Turn 10 Creative Director Dan Greenawalt kept coming back to that term "curated" when discussing the music choice for the game, emphasizing that the in-game music isn't just a slapdash of random songs. Music is one of the central parts of this game.
I heard firsthand just how much thought went into the music when I entered one of Horizon's many Showcase races where I, the driver of a 1970 Ford Mustang Boss 409, was pitted against a WWII-era P-51 Mustang airplane in an insane canyon run set to the tune of the "Hate to Say I Told You So" by the Hives. The race turned out to be a remarkably close one due to the fact that the plane needed to take a rather roundabout path through the checkpoints. As I was charging toward the finish line, just fractions of a second ahead of the plane, I noticed that the song was also rising toward its own cacophonous finish, ending just as I crossed the finish line. Turning to Greenawalt, I asked if the similarity between the race and song length was deliberate. After tossing around the terms "curated" and "cinematic" for a bit, I eventually got a simple "yes" out of him.
In addition to open-world driving and better music, Horizon brings another new addition to the Forza series: off road racing. U.K.-based game studio Playground Games handled development of Horizon for Turn 10. Playground was founded by former developers of other popular racing games, most prominently Colin McRae: DiRT, one of the best off-road rally racing games of recent memory. Thanks to the expertise of the DiRT developers, Horizon now features about 65 surfaces types ranging from smooth asphalt to grass to loose gravel to sand.
Horizon also features dedicated off-road races that will finally let you take advantage of some of the more beefy all-wheel-drive vehicles on the Forza roster, such as the Mitsubishi Lancer Evolution, Subaru WRX STI, or Ford F-150 SVT Raptor. Interestingly, I did not see off-road tires as an option in the vehicle customization menu.
A few notes for dedicated Forza players
If you're like me, a longtime fan of the Forza series, you've spent countless hours tweaking and customizing the cars in your virtual garage, so there may be some hesitation to start over from scratch without your precious digital babies. Turn 10's Greenawalt emphasized that Forza is about building relationships with what he called "nondisposable cars" that you don't immediately ditch when a better car is unlocked. I know all about this; I've been tweaking and driving the same NA Mazda Miata since Forza Motorsport 3 was released back in 2009.
Well, the bad news is that you won't be able to import your cars from Forza 3 or 4, but you will be able to recreate some cars fairly easily.

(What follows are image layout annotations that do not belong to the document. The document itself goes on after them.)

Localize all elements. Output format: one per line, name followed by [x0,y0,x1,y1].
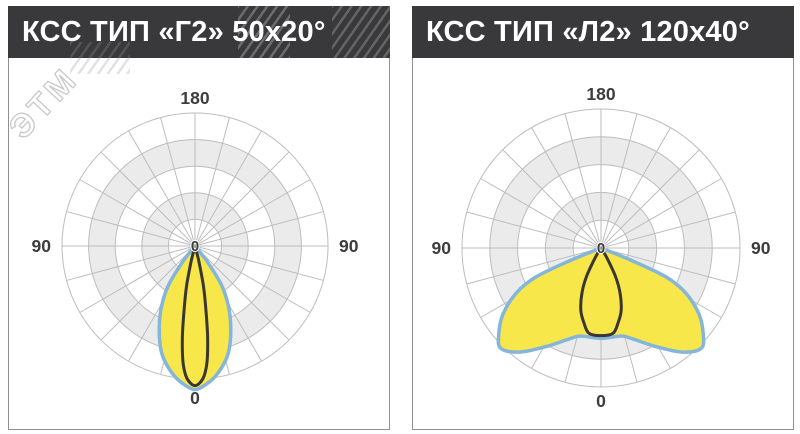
panel-title-l2: КСС ТИП «Л2» 120x40° [426,16,750,48]
labels-layer: 180 90 90 0 0 [432,84,771,411]
polar-chart-svg-l2: 180 90 90 0 0 [432,84,771,411]
panel-header-l2: КСС ТИП «Л2» 120x40° [412,6,794,58]
angle-label-90-left: 90 [32,236,52,256]
angle-label-0: 0 [190,388,200,408]
angle-label-180: 180 [586,84,615,104]
angle-label-90-left: 90 [432,238,452,258]
polar-chart-svg-g2: 180 90 90 0 0 [32,88,359,408]
angle-label-180: 180 [180,88,209,108]
grid-and-curves-layer [61,112,329,392]
angle-label-90-right: 90 [339,236,359,256]
polar-chart-l2: 180 90 90 0 0 [413,58,793,429]
grid-and-curves-layer [461,108,741,388]
panel-title-g2: КСС ТИП «Г2» 50x20° [22,16,326,48]
labels-layer: 180 90 90 0 0 [32,88,359,408]
polar-chart-g2: 180 90 90 0 0 [9,58,389,429]
panel-kcc-l2: КСС ТИП «Л2» 120x40° 180 90 90 0 0 [412,6,794,430]
angle-label-0: 0 [596,391,606,411]
narrow-plane-lobe-20deg [180,244,210,388]
narrow-plane-lobe-40deg [579,246,623,338]
panel-header-g2: КСС ТИП «Г2» 50x20° [8,6,390,58]
center-origin-label: 0 [191,238,199,255]
wide-plane-lobe-120deg [496,246,706,354]
wide-plane-lobe-50deg [157,244,233,392]
angle-label-90-right: 90 [751,238,771,258]
center-origin-label: 0 [597,240,605,257]
panel-kcc-g2: КСС ТИП «Г2» 50x20° 180 90 90 0 0 [8,6,390,430]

For example, while you can't wholesale import a saved design from Forza Motorsport 3 or 4, you can save and import legacy vinyl groups that can then be applied to your new ride at the Horizon Festival. Likewise, Horizon features many of the same tuning tools that are present in the previous games, so you'll be able to recreate your setups.

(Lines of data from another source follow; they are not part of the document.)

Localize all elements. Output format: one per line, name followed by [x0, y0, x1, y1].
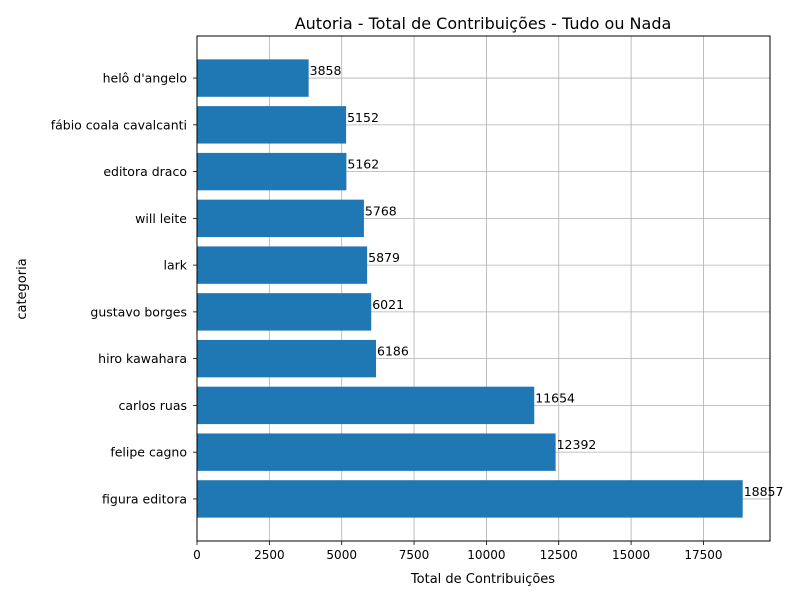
bar — [197, 339, 377, 378]
y-tick-label: figura editora — [102, 491, 187, 506]
plot-frame — [196, 35, 771, 542]
x-tick-label: 15000 — [612, 548, 650, 562]
bar-value-label: 5768 — [365, 203, 397, 218]
bar-value-label: 5162 — [347, 157, 379, 172]
x-tick-label: 7500 — [399, 548, 430, 562]
bar-value-label: 5879 — [368, 250, 400, 265]
bar — [197, 386, 535, 425]
y-tick-label: lark — [163, 258, 187, 273]
x-tick-label: 0 — [193, 548, 201, 562]
x-tick-label: 12500 — [540, 548, 578, 562]
bar-value-label: 11654 — [535, 390, 575, 405]
bar-value-label: 5152 — [347, 110, 379, 125]
bar — [197, 59, 309, 97]
y-tick-label: will leite — [135, 211, 187, 226]
y-tick-label: felipe cagno — [110, 445, 187, 460]
bar — [197, 246, 368, 284]
bar-value-label: 12392 — [557, 437, 597, 452]
x-axis-label: Total de Contribuições — [410, 572, 555, 587]
value-labels: 18857 12392 11654 6186 6021 5879 5768 5162 5152 3… — [310, 63, 784, 499]
x-tick-label: 10000 — [467, 548, 505, 562]
y-tick-label: editora draco — [103, 164, 187, 179]
y-tick-label: helô d'angelo — [103, 71, 187, 86]
bar-value-label: 18857 — [744, 484, 784, 499]
x-tick-label: 5000 — [326, 548, 357, 562]
bar — [197, 293, 372, 331]
y-axis-label: categoria — [15, 258, 30, 319]
bar-value-label: 6186 — [377, 344, 409, 359]
y-tick-label: gustavo borges — [90, 304, 187, 319]
x-tick-label: 2500 — [254, 548, 285, 562]
x-axis-ticks: 0 2500 5000 7500 10000 12500 15000 17500 — [193, 541, 723, 562]
bar — [197, 433, 556, 471]
bars — [197, 59, 743, 518]
y-axis-ticks: figura editora felipe cagno carlos ruas hir… — [51, 71, 197, 506]
x-tick-label: 17500 — [684, 548, 722, 562]
y-tick-label: hiro kawahara — [98, 351, 187, 366]
bar — [197, 480, 743, 518]
bar — [197, 152, 347, 191]
y-tick-label: fábio coala cavalcanti — [51, 117, 187, 132]
chart-title: Autoria - Total de Contribuições - Tudo … — [295, 14, 672, 33]
bar — [197, 199, 364, 238]
y-tick-label: carlos ruas — [118, 398, 187, 413]
bar-value-label: 3858 — [310, 63, 342, 78]
bar — [197, 106, 347, 144]
bar-value-label: 6021 — [372, 297, 404, 312]
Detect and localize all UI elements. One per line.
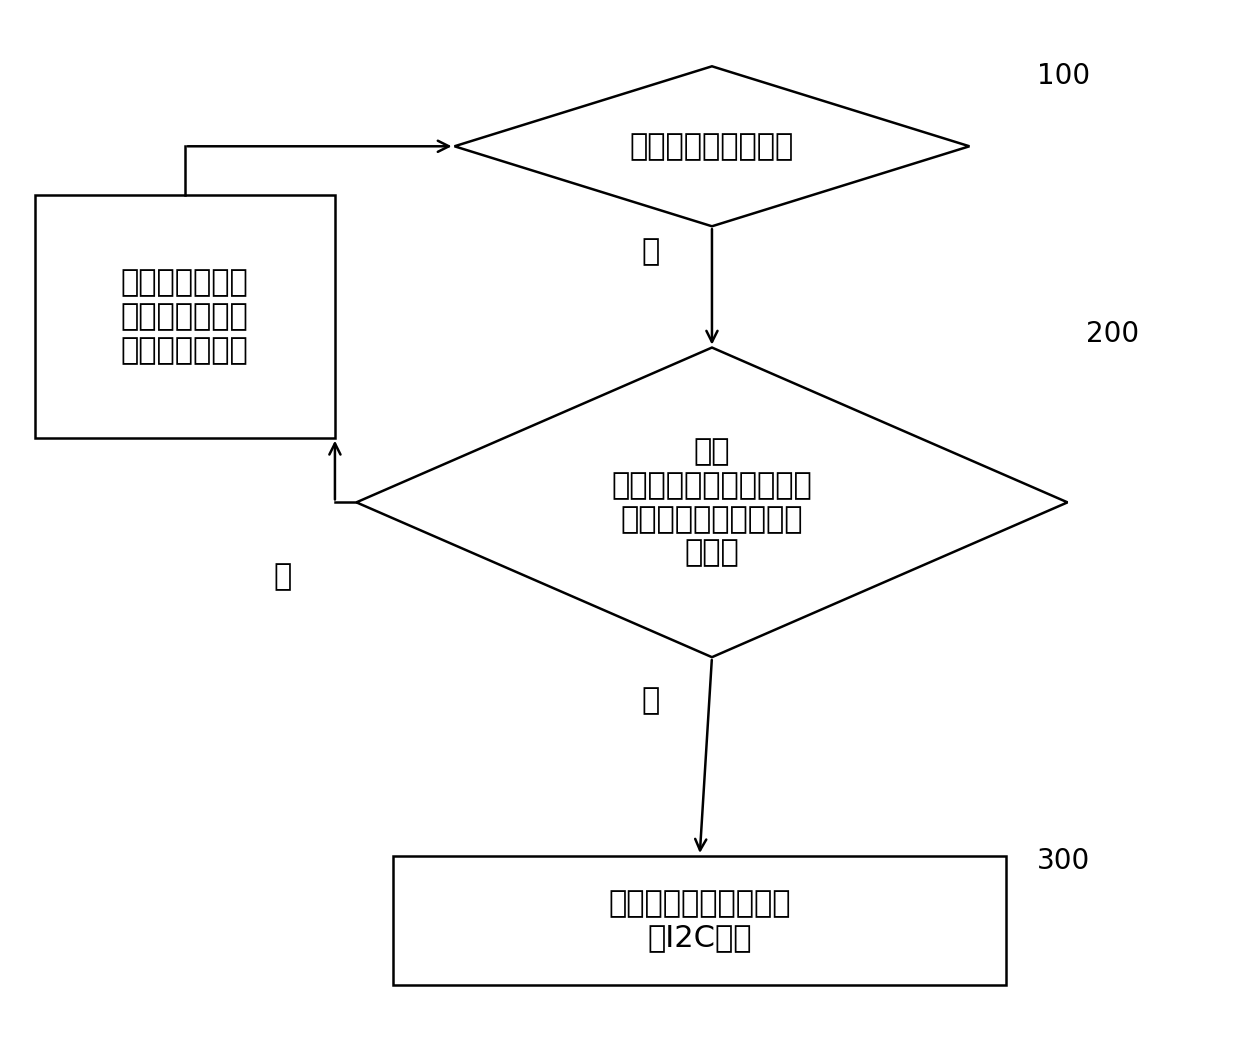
Text: 否: 否 <box>274 562 291 591</box>
Text: 是: 是 <box>641 236 660 266</box>
Text: 200: 200 <box>1086 320 1140 348</box>
Bar <box>393 856 1006 985</box>
Text: 100: 100 <box>1037 63 1090 90</box>
Text: 所述
启动信号后接收到的下一
个信号是否为匹配的地
址信号: 所述 启动信号后接收到的下一 个信号是否为匹配的地 址信号 <box>611 437 812 567</box>
Text: 300: 300 <box>1037 847 1090 874</box>
Bar <box>35 196 335 438</box>
Text: 是否接收到启动信号: 是否接收到启动信号 <box>630 132 794 161</box>
Text: 产生唤醒指令以唤醒所
述I2C设备: 产生唤醒指令以唤醒所 述I2C设备 <box>609 889 791 952</box>
Text: 是: 是 <box>641 686 660 714</box>
Text: 清除所述下一个
信号之前接收到
的所述启动信号: 清除所述下一个 信号之前接收到 的所述启动信号 <box>120 269 248 365</box>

However, the option for engine swaps and drive-train conversions was missing from the prerelease version of the game that I played and likely the final game, which was disappointing.

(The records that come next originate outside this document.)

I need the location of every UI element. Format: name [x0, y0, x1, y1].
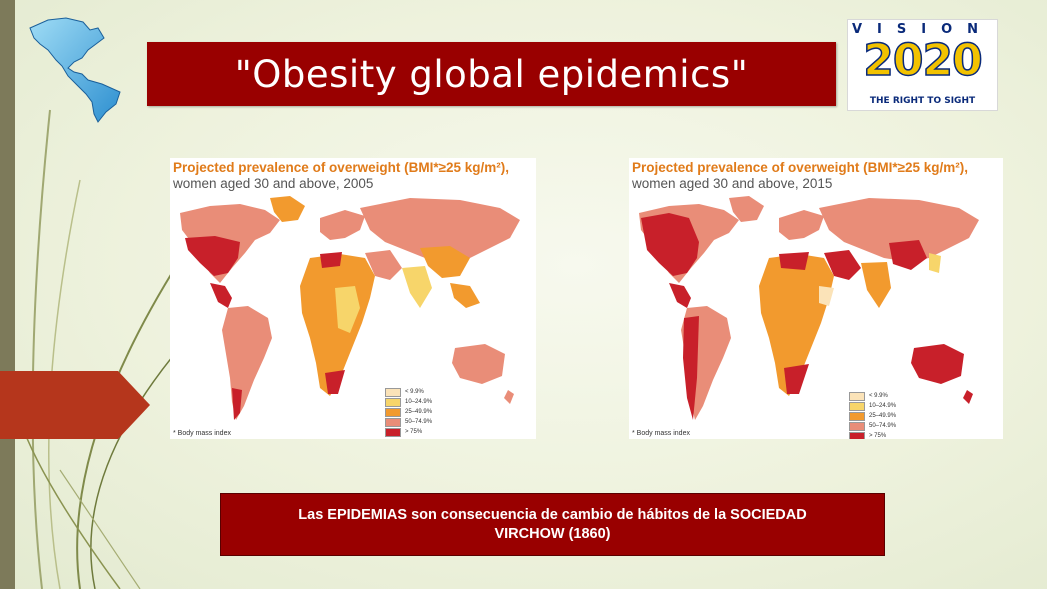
legend-label: 10–24.9%: [869, 403, 897, 409]
legend-label: > 75%: [869, 433, 887, 439]
legend-swatch: [385, 387, 401, 397]
legend-row: < 9.9%: [385, 387, 432, 397]
legend-label: 50–74.9%: [405, 419, 433, 425]
caption-banner: Las EPIDEMIAS son consecuencia de cambio…: [220, 493, 885, 556]
map-2015: Projected prevalence of overweight (BMI*…: [629, 158, 1003, 439]
legend-swatch: [385, 397, 401, 407]
logo-tagline: THE RIGHT TO SIGHT: [869, 96, 976, 106]
legend-label: < 9.9%: [405, 389, 424, 395]
legend-swatch: [385, 407, 401, 417]
legend-swatch: [849, 401, 865, 411]
legend-row: > 75%: [385, 427, 432, 437]
map-title-line1: Projected prevalence of overweight (BMI*…: [173, 160, 509, 175]
legend-swatch: [385, 417, 401, 427]
legend-row: > 75%: [849, 431, 896, 439]
map-title-line1: Projected prevalence of overweight (BMI*…: [632, 160, 968, 175]
legend-swatch: [385, 427, 401, 437]
legend-row: 50–74.9%: [385, 417, 432, 427]
world-map-2005: [180, 196, 520, 420]
legend-row: 25–49.9%: [849, 411, 896, 421]
title-banner: "Obesity global epidemics": [147, 42, 836, 106]
legend-swatch: [849, 391, 865, 401]
legend-row: 50–74.9%: [849, 421, 896, 431]
vision-2020-logo: VISION 2020 THE RIGHT TO SIGHT: [847, 19, 998, 111]
logo-top-text: VISION: [851, 22, 994, 37]
map-title-2005: Projected prevalence of overweight (BMI*…: [173, 160, 509, 192]
map-title-line2: women aged 30 and above, 2015: [632, 176, 833, 191]
legend-swatch: [849, 421, 865, 431]
map-legend-2015: < 9.9% 10–24.9% 25–49.9% 50–74.9% > 75%: [849, 391, 896, 439]
legend-swatch: [849, 431, 865, 439]
legend-label: 10–24.9%: [405, 399, 433, 405]
legend-row: 10–24.9%: [849, 401, 896, 411]
americas-globe-icon: [29, 17, 121, 123]
legend-row: 25–49.9%: [385, 407, 432, 417]
legend-label: 50–74.9%: [869, 423, 897, 429]
logo-big-text: 2020: [863, 34, 984, 87]
map-footnote-2015: * Body mass index: [632, 430, 690, 437]
world-map-2015: [639, 196, 979, 420]
map-legend-2005: < 9.9% 10–24.9% 25–49.9% 50–74.9% > 75%: [385, 387, 432, 437]
map-title-line2: women aged 30 and above, 2005: [173, 176, 374, 191]
map-title-2015: Projected prevalence of overweight (BMI*…: [632, 160, 968, 192]
legend-label: 25–49.9%: [405, 409, 433, 415]
legend-row: < 9.9%: [849, 391, 896, 401]
map-footnote-2005: * Body mass index: [173, 430, 231, 437]
slide-title: "Obesity global epidemics": [234, 52, 749, 96]
left-accent-bar: [0, 0, 15, 589]
caption-line1: Las EPIDEMIAS son consecuencia de cambio…: [298, 506, 807, 523]
caption-line2: VIRCHOW (1860): [494, 525, 611, 542]
map-2005: Projected prevalence of overweight (BMI*…: [170, 158, 536, 439]
legend-label: 25–49.9%: [869, 413, 897, 419]
legend-swatch: [849, 411, 865, 421]
legend-label: > 75%: [405, 429, 423, 435]
legend-label: < 9.9%: [869, 393, 888, 399]
arrow-tab: [0, 371, 150, 439]
legend-row: 10–24.9%: [385, 397, 432, 407]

Of course, all of this depends on if the car that you're trying to reproduce is even featured in Forza Horizon. The full list of featured cars hasn't been fully revealed just yet. I have no doubt that I'll be able to, at some point, recreate my Miata -- I find it hard to imagine any racing game that doesn't feature the greatest Roadster ever built. However, I very seriously doubt that my mildly infamous 335-horsepower Toyota Prius that has perplexed many an online opponent will make the cut.
Forza Horizon is already available for preorder on the Xbox 360 console in standard and limited-edition flavors and is expected to hit shelves on October 23.